O Carvalhinho de Matos Torres seria a minha vítima!
Escolhi-o porque estava doente e apesar das melhoras decidi que estava muito doente. Se o que ele me trazia era porque estava muito enfermo, então, o meu restabelecimento duraria não uma semana, mas duas. Todos os dias me levava doces, bolos e chocolates e me perguntava se estava melhor, ao que eu respondia que ainda sofria muito e que aquilo tudo que ele me levava ajudava bastante na minha convalescença.
Foi, então que a minha mãe detectou a farsa e o meu desplante face ao Carvalhinho de Matos Torres.
Proibiu-lhe a entrada em nossa casa com determinação e.”enxotou-me” em direcção à escola. Tinha terminado a minha doença! Tinha terminado o meu sofrimento!
Sempre admirado e, incompreendido pela atitude e pelo gesto de minha mãe, pedi desculpa ao meu bom amigo e jurei nunca mais brincar com as doenças e portar-me bem em relação ao estado de saúde das pessoas.
Tinha aprendido a lição na sua total e íntegra plenitude!
Pena.
25.05.2011
Oxalá se lerem gostem?
Foi a pensar em Vocês.
Bem-Hajam, pela simpatia constante.
MUITO OBRIGADO!
São Perfeitos (as) e Fabulosos (as)! Todos VOCÊS!
Estou Fascinado.
Peço Desculpa sem culpa nenhuma, amigos visitantes.

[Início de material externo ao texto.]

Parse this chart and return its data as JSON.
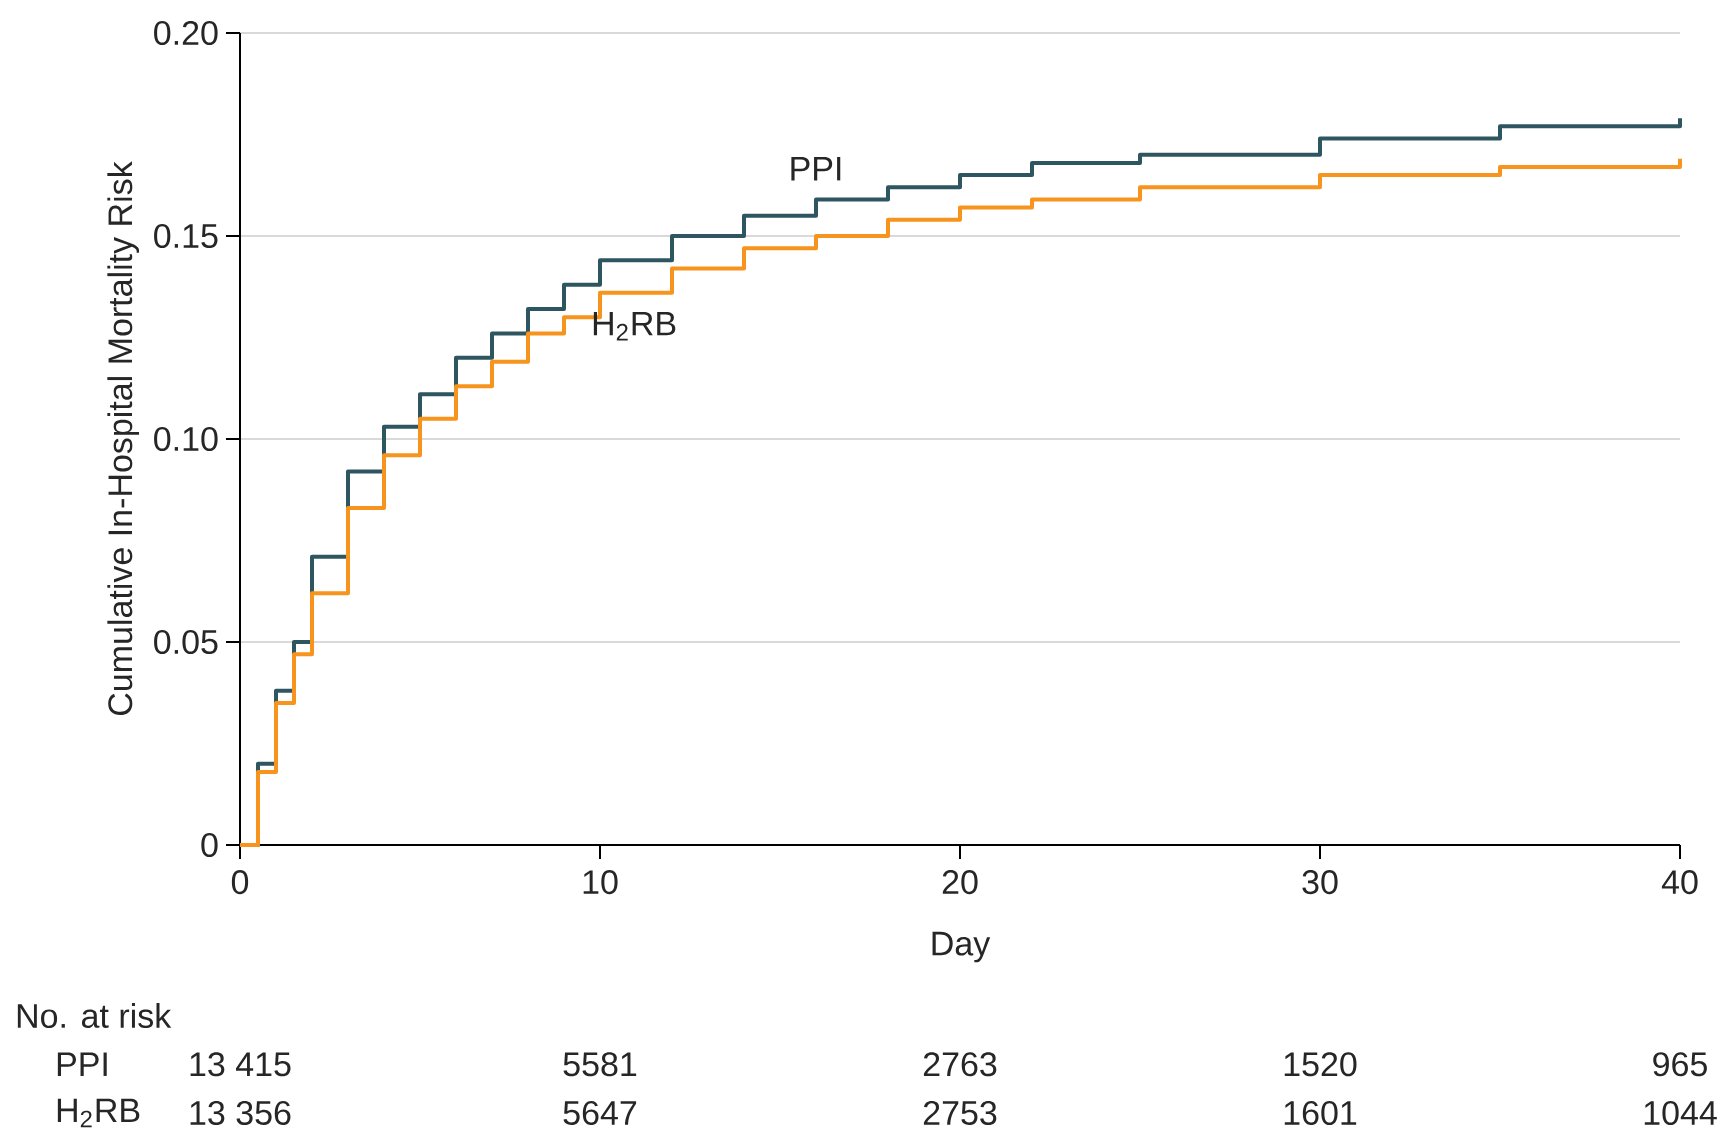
{
  "chart_data": {
    "type": "step",
    "xlabel": "Day",
    "ylabel": "Cumulative In-Hospital Mortality Risk",
    "x": [
      0,
      0.5,
      1,
      1.5,
      2,
      3,
      4,
      5,
      6,
      7,
      8,
      9,
      10,
      12,
      14,
      16,
      18,
      20,
      22,
      25,
      30,
      35,
      40
    ],
    "series": [
      {
        "name": "PPI",
        "color": "#2e5661",
        "values": [
          0,
          0.02,
          0.038,
          0.05,
          0.071,
          0.092,
          0.103,
          0.111,
          0.12,
          0.126,
          0.132,
          0.138,
          0.144,
          0.15,
          0.155,
          0.159,
          0.162,
          0.165,
          0.168,
          0.17,
          0.174,
          0.177,
          0.179
        ]
      },
      {
        "name": "H$_{2}$RB",
        "color": "#f7941d",
        "values": [
          0,
          0.018,
          0.035,
          0.047,
          0.062,
          0.083,
          0.096,
          0.105,
          0.113,
          0.119,
          0.126,
          0.13,
          0.136,
          0.142,
          0.147,
          0.15,
          0.154,
          0.157,
          0.159,
          0.162,
          0.165,
          0.167,
          0.169
        ]
      }
    ],
    "xlim": [
      0,
      40
    ],
    "xticks": [
      0,
      10,
      20,
      30,
      40
    ],
    "ylim": [
      0,
      0.2
    ],
    "yticks": [
      0,
      0.05,
      {
        "value": 0.1,
        "label": "0.10"
      },
      0.15,
      {
        "value": 0.2,
        "label": "0.20"
      }
    ],
    "grid": "y",
    "annotations": [
      "No. at risk",
      "PPI",
      "13 415",
      "5581",
      "2763",
      "1520",
      "965",
      "H$_{2}$RB",
      "13 356",
      "5647",
      "2753",
      "1601",
      "1044"
    ]
  }
}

Aliado a problemas do foro pessoal, os vossos preciosos comentários não “saíam”, daí optar por escondê-los. Sei que entenderão, não me era possível mostrá-los por um vírus grandioso no E-mail de suporte ao blogue.
Com a minha explicação espero que entendam.
Não tive culpa.
Agora parece tudo ter regressado ao normal.
Irei responder com todo o gosto como sempre o fiz.
Bem-Hajam, pelo vosso encanto e ternura.
Sempre a estimá-los e a respeitá-los imenso.